We need to add two bits of information to the model specification: the the document variables we think are predictive, and the functional form of the relationship between them and topics. The document variables come in as a data argument and the functional form is specified as the right hand side of a formula. To say that party affiliation predicts topic prevalence (‘prevalence’ is just the topic proportion) we say prevalence = ~ party, and fit the model as before

mod2 <- stm(para_dfm, K = 10, 
           prevalence = ~ party, data = docvars(para_dfm),
           seed = 12345)

If we are interested in topics (constitutional) 4 and (gruesome) 8, we can focus in on their relationship to party like this:

gg <- estimateEffect(c(4,8) ~ party, mod2, docvars(para_dfm))
summary(gg)
## 
## Call:
## estimateEffect(formula = c(4, 8) ~ party, stmobj = mod2, metadata = docvars(para_dfm))
## 
## 
## Topic 4:
## 
## Coefficients:
##              Estimate Std. Error t value Pr(>|t|)    
## (Intercept)  0.118058   0.005841  20.212  < 2e-16 ***
## partyR      -0.065531   0.012214  -5.365 9.08e-08 ***
## ---
## Signif. codes:  0 '***' 0.001 '**' 0.01 '*' 0.05 '.' 0.1 ' ' 1
## 
## 
## Topic 8:
## 
## Coefficients:
##             Estimate Std. Error t value Pr(>|t|)    
## (Intercept) 0.044114   0.004981   8.857   <2e-16 ***
## partyR      0.150461   0.013139  11.452   <2e-16 ***
## ---
## Signif. codes:  0 '***' 0.001 '**' 0.01 '*' 0.05 '.' 0.1 ' ' 1

By changing the numbers in the ‘dependent variable’ part of the formula first argument we can look at as many of the topics as we like.

As always, a plot is nicer

plot(gg, "party", labeltype = "prob", model = mod2)

From this we can see that Republican speakers use topic 4 somewhat less than Democrats, but topic 8 much more.

If you’d like to know whether this is a general Republican thing or just a quirk of one or two speakers, adjust the model above to use speaker as the predictor and follow the steps above.

Aside: controlling for things

In general you can use any specification you like in the formula, so you don’t have to choose individual covariates, as we did here.

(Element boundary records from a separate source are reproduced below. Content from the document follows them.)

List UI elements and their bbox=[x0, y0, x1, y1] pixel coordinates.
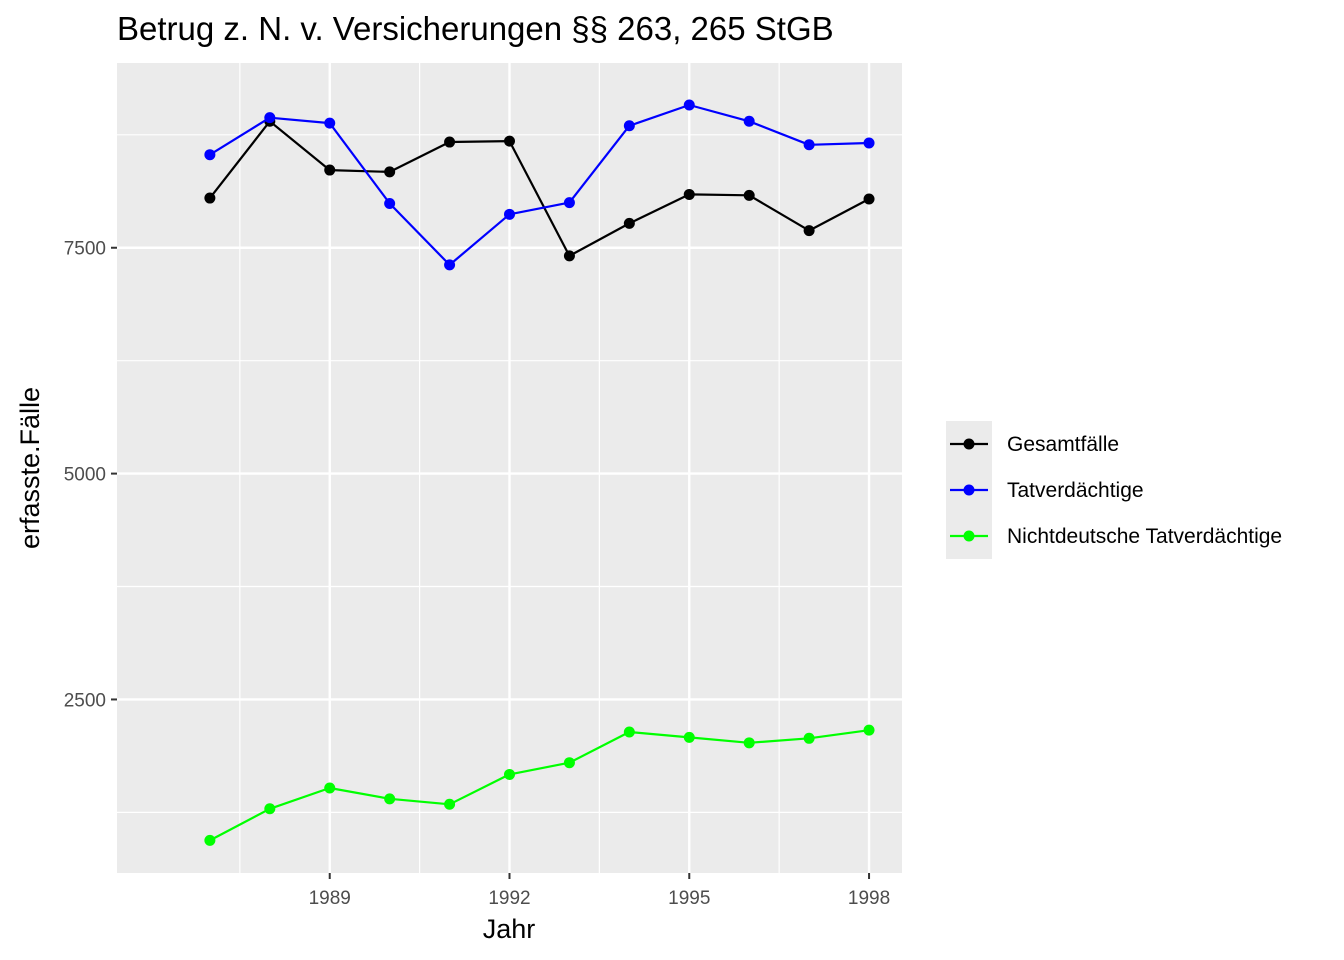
data-point bbox=[563, 250, 575, 262]
data-point bbox=[803, 225, 815, 237]
series-group bbox=[204, 724, 875, 846]
data-point bbox=[623, 217, 635, 229]
x-tick-label: 1992 bbox=[488, 888, 530, 909]
legend-label: Nichtdeutsche Tatverdächtige bbox=[1007, 525, 1282, 548]
data-point bbox=[264, 803, 276, 815]
legend-label: Tatverdächtige bbox=[1007, 479, 1144, 502]
y-tick-label: 7500 bbox=[64, 239, 106, 260]
y-axis: 2500 5000 7500 bbox=[64, 239, 117, 711]
data-point bbox=[204, 192, 216, 204]
data-point bbox=[444, 136, 456, 148]
legend: Gesamtfälle Tatverdächtige Nichtdeutsche T… bbox=[946, 421, 1282, 559]
x-tick-label: 1989 bbox=[309, 888, 351, 909]
data-point bbox=[563, 197, 575, 209]
series-layer bbox=[204, 99, 875, 846]
data-point bbox=[743, 115, 755, 127]
series-group bbox=[204, 99, 875, 271]
data-point bbox=[204, 834, 216, 846]
legend-key-point bbox=[963, 484, 975, 496]
data-point bbox=[683, 99, 695, 111]
data-point bbox=[504, 208, 515, 220]
data-point bbox=[743, 737, 755, 749]
data-point bbox=[623, 726, 635, 738]
data-point bbox=[324, 164, 336, 176]
series-line bbox=[209, 729, 870, 842]
x-tick-label: 1998 bbox=[848, 888, 890, 909]
data-point bbox=[803, 139, 815, 151]
series-line bbox=[209, 103, 870, 266]
data-point bbox=[504, 135, 515, 147]
data-point bbox=[444, 798, 456, 810]
data-point bbox=[384, 197, 396, 209]
data-point bbox=[743, 189, 755, 201]
data-point bbox=[683, 188, 695, 200]
data-point bbox=[563, 757, 575, 769]
x-tick-label: 1995 bbox=[668, 888, 710, 909]
y-axis-title: erfasste.Fälle bbox=[15, 387, 45, 549]
x-axis: 1989 1992 1995 1998 bbox=[309, 873, 890, 909]
data-point bbox=[803, 732, 815, 744]
legend-label: Gesamtfälle bbox=[1007, 433, 1119, 456]
x-axis-title: Jahr bbox=[483, 914, 536, 944]
data-point bbox=[384, 166, 396, 178]
data-point bbox=[863, 724, 875, 736]
chart-title: Betrug z. N. v. Versicherungen §§ 263, 2… bbox=[117, 10, 834, 47]
y-tick-label: 5000 bbox=[64, 465, 106, 486]
series-line bbox=[209, 120, 870, 257]
y-tick-label: 2500 bbox=[64, 690, 106, 711]
data-point bbox=[683, 731, 695, 743]
data-point bbox=[324, 782, 336, 794]
data-point bbox=[504, 768, 515, 780]
legend-key-point bbox=[963, 438, 975, 450]
data-point bbox=[264, 112, 276, 124]
data-point bbox=[623, 120, 635, 132]
series-group bbox=[204, 115, 875, 262]
data-point bbox=[204, 149, 216, 161]
major-gridlines bbox=[117, 63, 902, 873]
data-point bbox=[324, 117, 336, 129]
data-point bbox=[384, 793, 396, 805]
data-point bbox=[863, 137, 875, 149]
data-point bbox=[863, 193, 875, 205]
data-point bbox=[444, 259, 456, 271]
legend-key-point bbox=[963, 530, 975, 542]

In particular it’s often nice to ‘control’ for time in a smooth fashion. For example if you have a year variable and enough years you might use party + s(year) as the formula, which would allow topic prevalences to move smoothly over time, and the party ‘effect’ to be estimated against this background.

Note also that formulae need to know about nesting in data, so party/speaker would be the way to express that speakers are in one party only.